Fortunately, due to progress in the design of the D-Wave computer, initial results show that its quantum hardware is much faster than simulated quantum algorithms at solving some problems. It follows that classical processors using simulations of quantum mechanics to solve problems may fall far behind in speed comparisons with D-Wave processors that use a physical implementation of quantum mechanics. If this is the case, the use of D-Wave QCs may, after all, prove to be economically justifiable over the use of classical processors to solve some problems. Furthermore, other QC architectures may be unable to compete with D-Wave QCs when it comes to solving optimisation problems. So even though D-Wave QCs may not be solving mathematical problems that display the full power of QCs, it could still be the best solution available for solving optimisation problems.
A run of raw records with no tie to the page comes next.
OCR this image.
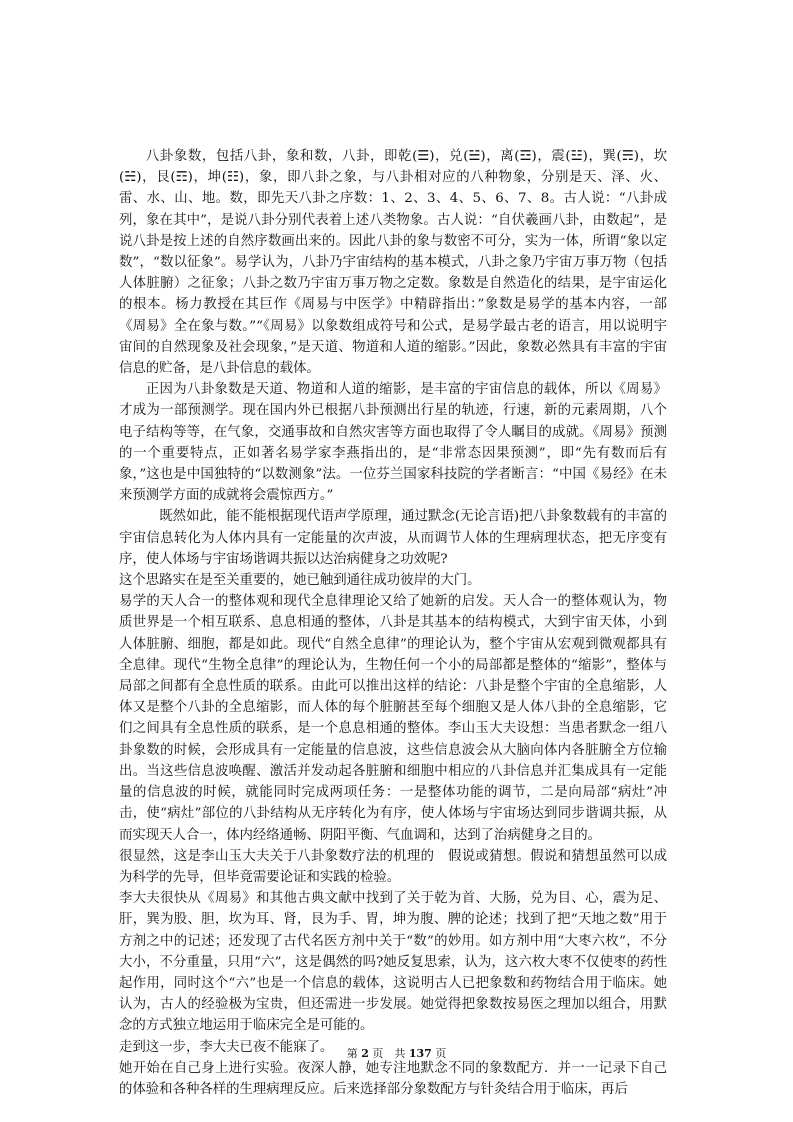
八卦象数，包括八卦，象和数，八卦，即乾(☰)，兑(☱)，离(☲)，震(☳)，巽(☴)，坎(☵)，艮(☶)，坤(☷)，象，即八卦之象，与八卦相对应的八种物象，分别是天、泽、火、雷、水、山、地。数，即先天八卦之序数：1、2、3、4、5、6、7、8。古人说：“八卦成列，象在其中”，是说八卦分别代表着上述八类物象。古人说：“自伏羲画八卦，由数起”，是说八卦是按上述的自然序数画出来的。因此八卦的象与数密不可分，实为一体，所谓“象以定数”，“数以征象”。易学认为，八卦乃宇宙结构的基本模式，八卦之象乃宇宙万事万物（包括人体脏腑）之征象；八卦之数乃宇宙万事万物之定数。象数是自然造化的结果，是宇宙运化的根本。杨力教授在其巨作《周易与中医学》中精辟指出：”象数是易学的基本内容，一部《周易》全在象与数。”“《周易》以象数组成符号和公式，是易学最古老的语言，用以说明宇宙间的自然现象及社会现象，”是天道、物道和人道的缩影。”因此，象数必然具有丰富的宇宙信息的贮备，是八卦信息的载体。

正因为八卦象数是天道、物道和人道的缩影，是丰富的宇宙信息的载体，所以《周易》才成为一部预测学。现在国内外已根据八卦预测出行星的轨迹，行速，新的元素周期，八个电子结构等等，在气象，交通事故和自然灾害等方面也取得了令人瞩目的成就。《周易》预测的一个重要特点，正如著名易学家李燕指出的，是“非常态因果预测”，即“先有数而后有象，”这也是中国独特的“以数测象”法。一位芬兰国家科技院的学者断言：“中国《易经》在未来预测学方面的成就将会震惊西方。”

既然如此，能不能根据现代语声学原理，通过默念(无论言语)把八卦象数载有的丰富的宇宙信息转化为人体内具有一定能量的次声波，从而调节人体的生理病理状态，把无序变有序，使人体场与宇宙场谐调共振以达治病健身之功效呢?

这个思路实在是至关重要的，她已触到通往成功彼岸的大门。

易学的天人合一的整体观和现代全息律理论又给了她新的启发。天人合一的整体观认为，物质世界是一个相互联系、息息相通的整体，八卦是其基本的结构模式，大到宇宙天体，小到人体脏腑、细胞，都是如此。现代“自然全息律”的理论认为，整个宇宙从宏观到微观都具有全息律。现代“生物全息律”的理论认为，生物任何一个小的局部都是整体的“缩影”，整体与局部之间都有全息性质的联系。由此可以推出这样的结论：八卦是整个宇宙的全息缩影，人体又是整个八卦的全息缩影，而人体的每个脏腑甚至每个细胞又是人体八卦的全息缩影，它们之间具有全息性质的联系，是一个息息相通的整体。李山玉大夫设想：当患者默念一组八卦象数的时候，会形成具有一定能量的信息波，这些信息波会从大脑向体内各脏腑全方位输出。当这些信息波唤醒、激活并发动起各脏腑和细胞中相应的八卦信息并汇集成具有一定能量的信息波的时候，就能同时完成两项任务：一是整体功能的调节，二是向局部“病灶”冲击，使“病灶”部位的八卦结构从无序转化为有序，使人体场与宇宙场达到同步谐调共振，从而实现天人合一，体内经络通畅、阴阳平衡、气血调和，达到了治病健身之目的。

很显然，这是李山玉大夫关于八卦象数疗法的机理的　假说或猜想。假说和猜想虽然可以成为科学的先导，但毕竟需要论证和实践的检验。

李大夫很快从《周易》和其他古典文献中找到了关于乾为首、大肠，兑为目、心，震为足、肝，巽为股、胆，坎为耳、肾，艮为手、胃，坤为腹、脾的论述；找到了把“天地之数”用于方剂之中的记述；还发现了古代名医方剂中关于“数”的妙用。如方剂中用“大枣六枚”，不分大小，不分重量，只用“六”，这是偶然的吗?她反复思索，认为，这六枚大枣不仅使枣的药性起作用，同时这个“六”也是一个信息的载体，这说明古人已把象数和药物结合用于临床。她认为，古人的经验极为宝贵，但还需进一步发展。她觉得把象数按易医之理加以组合，用默念的方式独立地运用于临床完全是可能的。

走到这一步，李大夫已夜不能寐了。

她开始在自己身上进行实验。夜深人静，她专注地默念不同的象数配方．并一一记录下自己的体验和各种各样的生理病理反应。后来选择部分象数配方与针灸结合用于临床，再后

第 2 页　共 137 页
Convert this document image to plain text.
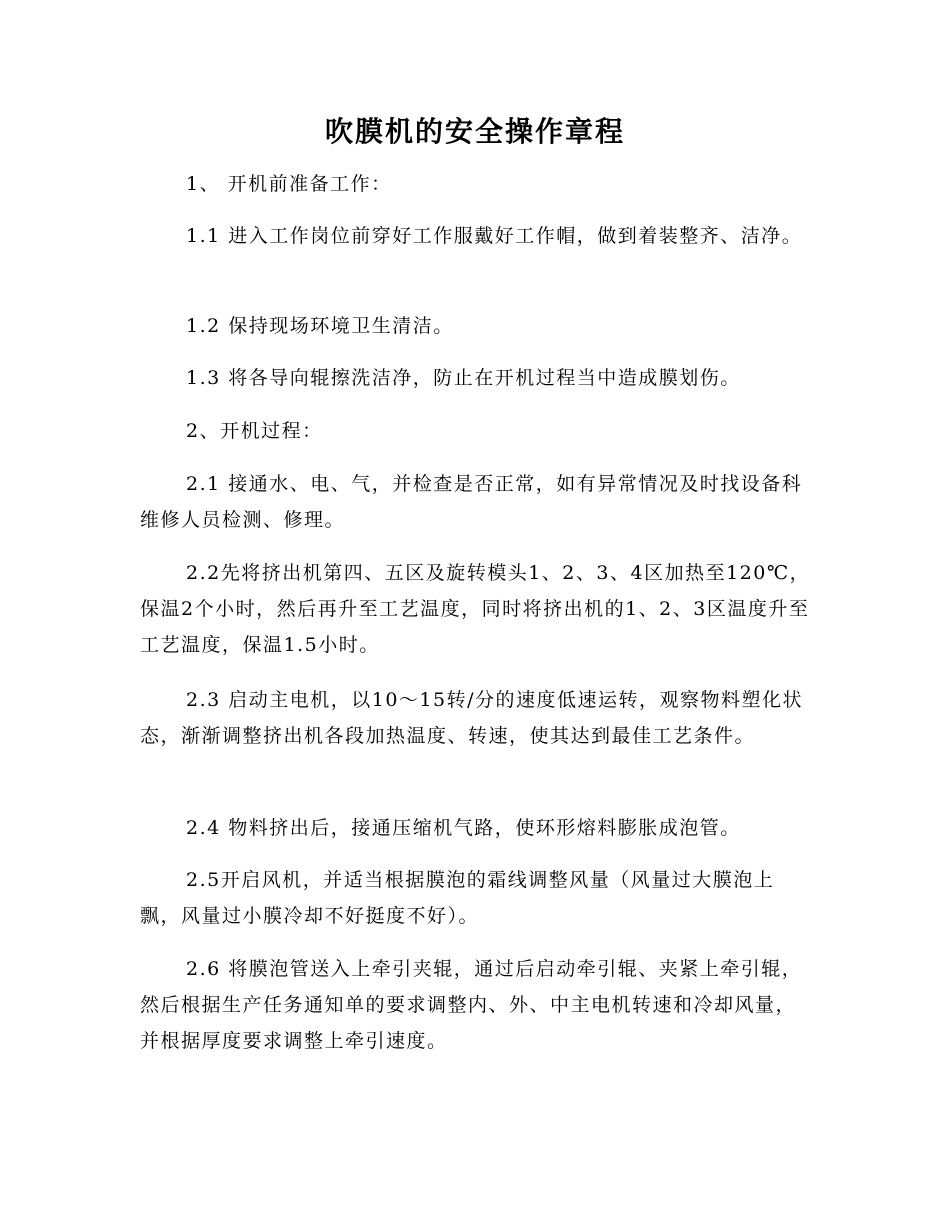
吹膜机的安全操作章程

1、 开机前准备工作：

1.1 进入工作岗位前穿好工作服戴好工作帽，做到着装整齐、洁净。

1.2 保持现场环境卫生清洁。

1.3 将各导向辊擦洗洁净，防止在开机过程当中造成膜划伤。

2、开机过程：

2.1 接通水、电、气，并检查是否正常，如有异常情况及时找设备科维修人员检测、修理。

2.2先将挤出机第四、五区及旋转模头1、2、3、4区加热至120℃，保温2个小时，然后再升至工艺温度，同时将挤出机的1、2、3区温度升至工艺温度，保温1.5小时。

2.3 启动主电机，以10～15转/分的速度低速运转，观察物料塑化状态，渐渐调整挤出机各段加热温度、转速，使其达到最佳工艺条件。

2.4 物料挤出后，接通压缩机气路，使环形熔料膨胀成泡管。

2.5开启风机，并适当根据膜泡的霜线调整风量（风量过大膜泡上飘，风量过小膜冷却不好挺度不好）。

2.6 将膜泡管送入上牵引夹辊，通过后启动牵引辊、夹紧上牵引辊，然后根据生产任务通知单的要求调整内、外、中主电机转速和冷却风量，并根据厚度要求调整上牵引速度。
While Shor's algorithm cannot be run on D-Wave quantum computers, extending factorization to an optimisation algorithm may be successful. Even so, many problems cannot at present be successfully programmed to run on D-Wave QCs because the hardware cannot support the needed complexity to describe the problems in hardware. Advancements in entanglement and enhanced control of qubits in the D-Wave QCs could unlock much faster and versatile processing than is currently thought possible.

The field of quantum computation is progressing rapidly. Only time will tell whether the D-Wave approach will truly be successful. Regardless of the results achieved by D-Wave and hardware QA. Fully programmable QCs operate much differently than D-Wave and initial results for universal QCs are very promising. The method of operation of these universal QCs will be delved into in an upcoming article.

Abbreviations

QA - quantum annealing

QC - quantum computer

SA - simulated annealing

QMC - quantum Monte-Carlo

References

Dattani, N. S., & Bryans, N. (2014). Quantum factorization of 56153 with only 4 qubits. Arxiv:Quant-Ph, (143), 1–6.

Denchev, V. S., Boixo, S., Isakov, S. V, Ding, N., Smelyanskiy, V., Martinis, J., & Neven, H. (2016). What is the Computational Value of Finite Range Tunneling? Arxiv, (3), 1–17.